Nella Terapia intensiva del «Bolognini» sono state ricavate due postazioni per malati Covid: «Siamo in linea con le indicazioni di Regione Lombardia per l’attivazione di questi posti letto – prosegue il direttore generale dell’Asst Bergamo Est–. C’è da considerare anche una componente temporale, cioè il decorso dei pazienti Covid più lungo rispetto ad esempio a chi entra in Terapia intensiva post operazione chirurgica con un conseguente maggior assorbimento di risorse». Quanto ai ricoveri ordinari per pazienti acuti, che hanno trovato cura sia al «Bolognini» di Seriate (domenica erano 15 i ricoverati in quest’area) sia al «Pesenti Fenaroli» di Alzano Lombardo (31, a ieri, i pazienti presenti), «anche in questo caso il periodo di degenza esige un tempo più lungo rispetto a patologie respiratorie di altra natura», conferma Locati. La degenza prolungata, sia ordinaria sia in Rianimazione, è uno dei fattori che fa aumentare i costi.
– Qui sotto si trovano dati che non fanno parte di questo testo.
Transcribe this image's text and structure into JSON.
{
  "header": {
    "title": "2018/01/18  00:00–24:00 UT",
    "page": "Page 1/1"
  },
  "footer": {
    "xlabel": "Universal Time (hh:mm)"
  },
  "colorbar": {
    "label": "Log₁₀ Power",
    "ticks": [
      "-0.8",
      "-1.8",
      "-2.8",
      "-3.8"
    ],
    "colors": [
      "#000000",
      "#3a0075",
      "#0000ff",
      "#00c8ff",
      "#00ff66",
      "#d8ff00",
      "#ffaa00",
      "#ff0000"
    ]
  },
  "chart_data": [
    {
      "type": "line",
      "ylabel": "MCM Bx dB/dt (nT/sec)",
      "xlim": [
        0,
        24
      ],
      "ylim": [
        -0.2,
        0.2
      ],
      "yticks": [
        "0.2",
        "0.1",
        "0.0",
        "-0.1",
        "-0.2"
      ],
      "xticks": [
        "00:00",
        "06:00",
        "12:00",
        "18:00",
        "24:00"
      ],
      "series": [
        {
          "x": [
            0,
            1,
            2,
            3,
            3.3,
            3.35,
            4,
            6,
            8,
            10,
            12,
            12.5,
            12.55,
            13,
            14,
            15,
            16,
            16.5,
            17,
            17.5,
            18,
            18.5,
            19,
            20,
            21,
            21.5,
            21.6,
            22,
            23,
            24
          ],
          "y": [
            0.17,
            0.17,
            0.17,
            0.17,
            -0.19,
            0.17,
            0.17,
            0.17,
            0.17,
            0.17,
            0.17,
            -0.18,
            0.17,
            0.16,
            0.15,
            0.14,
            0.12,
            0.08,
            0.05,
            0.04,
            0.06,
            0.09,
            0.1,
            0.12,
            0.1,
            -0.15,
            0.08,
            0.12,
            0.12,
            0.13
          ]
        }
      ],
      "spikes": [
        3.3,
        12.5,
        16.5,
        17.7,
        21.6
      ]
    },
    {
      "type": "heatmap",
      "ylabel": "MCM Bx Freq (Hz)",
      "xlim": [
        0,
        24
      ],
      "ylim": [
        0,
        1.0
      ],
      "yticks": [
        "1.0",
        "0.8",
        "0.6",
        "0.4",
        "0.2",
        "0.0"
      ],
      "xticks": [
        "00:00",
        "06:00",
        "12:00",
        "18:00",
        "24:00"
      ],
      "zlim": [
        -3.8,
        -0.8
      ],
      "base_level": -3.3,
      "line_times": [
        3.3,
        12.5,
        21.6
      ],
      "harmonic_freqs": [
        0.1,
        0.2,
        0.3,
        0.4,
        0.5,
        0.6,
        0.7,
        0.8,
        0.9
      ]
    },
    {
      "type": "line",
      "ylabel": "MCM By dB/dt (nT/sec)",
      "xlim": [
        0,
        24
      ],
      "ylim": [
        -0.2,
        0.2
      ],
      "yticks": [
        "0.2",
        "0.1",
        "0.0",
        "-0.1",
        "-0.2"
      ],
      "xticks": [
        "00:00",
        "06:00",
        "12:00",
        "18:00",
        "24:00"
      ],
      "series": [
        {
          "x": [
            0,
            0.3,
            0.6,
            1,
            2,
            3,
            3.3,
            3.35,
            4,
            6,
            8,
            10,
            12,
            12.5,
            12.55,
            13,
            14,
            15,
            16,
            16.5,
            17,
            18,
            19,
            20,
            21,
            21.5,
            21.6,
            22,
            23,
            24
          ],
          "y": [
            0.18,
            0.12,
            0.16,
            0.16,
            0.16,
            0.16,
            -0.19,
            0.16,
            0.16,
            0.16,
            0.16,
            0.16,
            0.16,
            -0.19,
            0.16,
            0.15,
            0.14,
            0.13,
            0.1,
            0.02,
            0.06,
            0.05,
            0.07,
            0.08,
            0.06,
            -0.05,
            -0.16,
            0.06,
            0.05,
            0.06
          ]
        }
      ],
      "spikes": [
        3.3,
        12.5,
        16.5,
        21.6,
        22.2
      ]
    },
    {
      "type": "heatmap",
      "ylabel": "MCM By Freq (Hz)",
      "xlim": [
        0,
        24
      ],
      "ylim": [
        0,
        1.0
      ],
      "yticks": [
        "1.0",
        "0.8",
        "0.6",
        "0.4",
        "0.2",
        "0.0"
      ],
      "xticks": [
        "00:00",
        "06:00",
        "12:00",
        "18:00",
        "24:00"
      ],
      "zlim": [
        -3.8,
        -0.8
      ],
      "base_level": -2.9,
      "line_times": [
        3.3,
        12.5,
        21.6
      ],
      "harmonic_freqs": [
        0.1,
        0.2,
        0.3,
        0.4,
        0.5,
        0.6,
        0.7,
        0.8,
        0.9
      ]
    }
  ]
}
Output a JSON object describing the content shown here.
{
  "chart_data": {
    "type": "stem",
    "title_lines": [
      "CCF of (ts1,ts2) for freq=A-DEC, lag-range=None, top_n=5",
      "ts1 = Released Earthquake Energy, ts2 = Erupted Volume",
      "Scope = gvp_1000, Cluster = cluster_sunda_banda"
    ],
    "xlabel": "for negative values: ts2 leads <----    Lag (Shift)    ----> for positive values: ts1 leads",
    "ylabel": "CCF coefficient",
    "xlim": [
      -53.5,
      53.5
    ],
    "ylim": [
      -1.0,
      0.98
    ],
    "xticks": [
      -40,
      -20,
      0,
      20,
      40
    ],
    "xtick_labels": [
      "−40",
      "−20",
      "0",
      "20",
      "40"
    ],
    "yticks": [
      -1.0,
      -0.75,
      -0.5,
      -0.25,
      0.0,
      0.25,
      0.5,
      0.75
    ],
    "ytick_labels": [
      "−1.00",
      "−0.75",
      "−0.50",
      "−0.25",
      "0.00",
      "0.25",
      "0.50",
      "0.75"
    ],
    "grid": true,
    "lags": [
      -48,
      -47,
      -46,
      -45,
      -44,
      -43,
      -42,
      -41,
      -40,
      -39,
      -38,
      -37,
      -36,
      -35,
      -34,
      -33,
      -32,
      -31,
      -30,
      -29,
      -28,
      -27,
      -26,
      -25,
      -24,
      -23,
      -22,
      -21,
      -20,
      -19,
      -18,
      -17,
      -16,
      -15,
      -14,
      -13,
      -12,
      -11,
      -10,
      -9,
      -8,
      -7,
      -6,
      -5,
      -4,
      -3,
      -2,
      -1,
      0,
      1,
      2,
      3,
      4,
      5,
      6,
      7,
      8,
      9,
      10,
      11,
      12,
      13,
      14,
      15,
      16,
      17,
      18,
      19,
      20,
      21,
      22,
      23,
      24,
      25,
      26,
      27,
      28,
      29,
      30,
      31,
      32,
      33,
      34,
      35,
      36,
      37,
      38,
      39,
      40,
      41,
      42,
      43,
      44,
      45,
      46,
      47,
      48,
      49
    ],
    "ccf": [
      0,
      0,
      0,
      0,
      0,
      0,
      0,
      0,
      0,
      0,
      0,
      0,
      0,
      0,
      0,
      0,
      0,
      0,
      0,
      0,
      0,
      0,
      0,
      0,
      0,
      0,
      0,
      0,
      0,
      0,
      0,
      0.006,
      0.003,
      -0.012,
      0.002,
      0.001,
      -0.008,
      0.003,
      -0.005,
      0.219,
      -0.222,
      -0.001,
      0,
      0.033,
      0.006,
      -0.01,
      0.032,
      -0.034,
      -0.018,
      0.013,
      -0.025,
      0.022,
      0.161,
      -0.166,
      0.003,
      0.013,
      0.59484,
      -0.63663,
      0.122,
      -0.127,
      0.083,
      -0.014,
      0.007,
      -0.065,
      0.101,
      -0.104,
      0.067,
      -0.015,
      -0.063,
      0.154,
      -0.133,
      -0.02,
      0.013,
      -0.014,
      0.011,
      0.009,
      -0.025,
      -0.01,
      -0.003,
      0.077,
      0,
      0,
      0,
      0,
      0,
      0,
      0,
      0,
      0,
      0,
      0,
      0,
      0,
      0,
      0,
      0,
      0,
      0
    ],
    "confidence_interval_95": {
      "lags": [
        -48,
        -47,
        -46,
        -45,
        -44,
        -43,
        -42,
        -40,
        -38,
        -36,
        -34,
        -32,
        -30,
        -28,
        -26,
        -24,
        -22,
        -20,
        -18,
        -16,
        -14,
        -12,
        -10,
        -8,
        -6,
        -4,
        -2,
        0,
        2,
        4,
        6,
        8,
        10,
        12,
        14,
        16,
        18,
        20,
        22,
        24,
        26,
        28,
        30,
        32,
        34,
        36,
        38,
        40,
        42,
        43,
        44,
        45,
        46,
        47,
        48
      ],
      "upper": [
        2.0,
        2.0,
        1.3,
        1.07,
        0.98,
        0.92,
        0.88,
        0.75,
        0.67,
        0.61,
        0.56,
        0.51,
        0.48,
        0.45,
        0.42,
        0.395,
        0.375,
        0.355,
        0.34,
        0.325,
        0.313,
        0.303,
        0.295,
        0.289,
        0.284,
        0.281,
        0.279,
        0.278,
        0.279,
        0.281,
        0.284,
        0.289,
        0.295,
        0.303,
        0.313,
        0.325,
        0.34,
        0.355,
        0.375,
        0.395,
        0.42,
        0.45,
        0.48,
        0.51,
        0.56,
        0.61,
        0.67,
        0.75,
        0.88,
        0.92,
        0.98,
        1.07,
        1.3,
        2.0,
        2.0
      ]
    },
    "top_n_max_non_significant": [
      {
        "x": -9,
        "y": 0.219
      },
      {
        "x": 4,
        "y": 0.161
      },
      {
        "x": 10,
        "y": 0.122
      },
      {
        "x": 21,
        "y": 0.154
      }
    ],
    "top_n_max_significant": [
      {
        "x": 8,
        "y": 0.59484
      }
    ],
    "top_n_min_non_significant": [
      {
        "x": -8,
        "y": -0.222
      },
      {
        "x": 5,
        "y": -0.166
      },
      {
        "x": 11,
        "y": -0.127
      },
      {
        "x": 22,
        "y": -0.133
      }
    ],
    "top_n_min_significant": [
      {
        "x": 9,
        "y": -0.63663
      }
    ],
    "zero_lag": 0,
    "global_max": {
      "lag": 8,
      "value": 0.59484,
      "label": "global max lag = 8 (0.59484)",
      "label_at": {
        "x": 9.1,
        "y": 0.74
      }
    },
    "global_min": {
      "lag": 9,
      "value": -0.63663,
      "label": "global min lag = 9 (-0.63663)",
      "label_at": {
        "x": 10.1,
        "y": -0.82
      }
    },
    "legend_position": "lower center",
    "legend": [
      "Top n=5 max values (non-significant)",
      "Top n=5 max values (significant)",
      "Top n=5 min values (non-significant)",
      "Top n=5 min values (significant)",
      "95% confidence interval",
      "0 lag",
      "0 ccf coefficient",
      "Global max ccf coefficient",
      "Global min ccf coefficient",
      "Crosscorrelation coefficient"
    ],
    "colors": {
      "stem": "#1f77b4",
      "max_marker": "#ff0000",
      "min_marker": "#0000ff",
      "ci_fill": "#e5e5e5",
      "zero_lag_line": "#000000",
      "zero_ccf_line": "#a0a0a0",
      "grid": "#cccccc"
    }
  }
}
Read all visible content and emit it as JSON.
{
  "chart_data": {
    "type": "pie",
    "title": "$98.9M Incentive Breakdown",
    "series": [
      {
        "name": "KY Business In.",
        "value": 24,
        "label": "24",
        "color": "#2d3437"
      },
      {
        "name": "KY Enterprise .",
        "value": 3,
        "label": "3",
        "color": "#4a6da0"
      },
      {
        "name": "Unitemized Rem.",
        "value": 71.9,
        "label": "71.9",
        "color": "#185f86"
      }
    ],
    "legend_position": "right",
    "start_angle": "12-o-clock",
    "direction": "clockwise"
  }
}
La pressione di quest’ondata è stata però decisamente inferiore alle precedenti, grazie soprattutto alla protezione del vaccino. L’impegno delle strutture sanitarie sul fronte della lotta al Covid, tra l’altro, si compone anche di un’ampia sfera di attività formalmente slegate dalle cure ospedaliere, ma che danno conto di un significativo impatto organizzativo, gestionale e anche economico. Dalla campagna vaccinale all’attività di laboratorio legata ai tamponi. «L’andamento della quarta ondata è stato mitigato dagli effetti della campagna vaccinale, che ha consentito nei centri vaccinali da noi gestiti la somministrazione di più di 800.000 dosi in 12 mesi – ricorda Locati –. La vaccinazione rimane lo strumento di prevenzione primaria per eccellenza da questo punto di vista. Il Laboratorio Analisi di Calcinate, con un’innovativa tecnologia processa-tamponi, ci ha consentito di processarne quasi 200.000, con picchi fino a oltre 2.000 al giorno all’inizio di gennaio. Numeri che certamente non passano inosservati».

C’è poi un altro tema: c’è un costo indiretto del Covid che si legge attraverso l’inevitabile rallentamento dell’attività ordinaria: «Come già sottolineato – conclude Locati –, l’impegno in termini assistenziali, soprattutto per l’attuazione delle misure protettive, è maggiore sotto tutti i punti di vista. Questo significa che le cure e il personale dedicato all’assistenza, alla diagnostica, la valutazione radiologica e i test molecolari rappresentano una risposta al problema infettivo emergente. Nello stesso periodo queste stesse misure per l’accoglienza di pazienti Covid non ci hanno consentito di eseguire gli interventi e le visite necessarie, avendo dovuto contrarre l’attività, negli ultimi due mesi, di circa il 30%. La contrazione si riferisce sempre a interventi procastinabili che ci impegniamo a effettuare non appena la situazione epidemiologica e la conseguente contrazione dei contagi lo consentirà».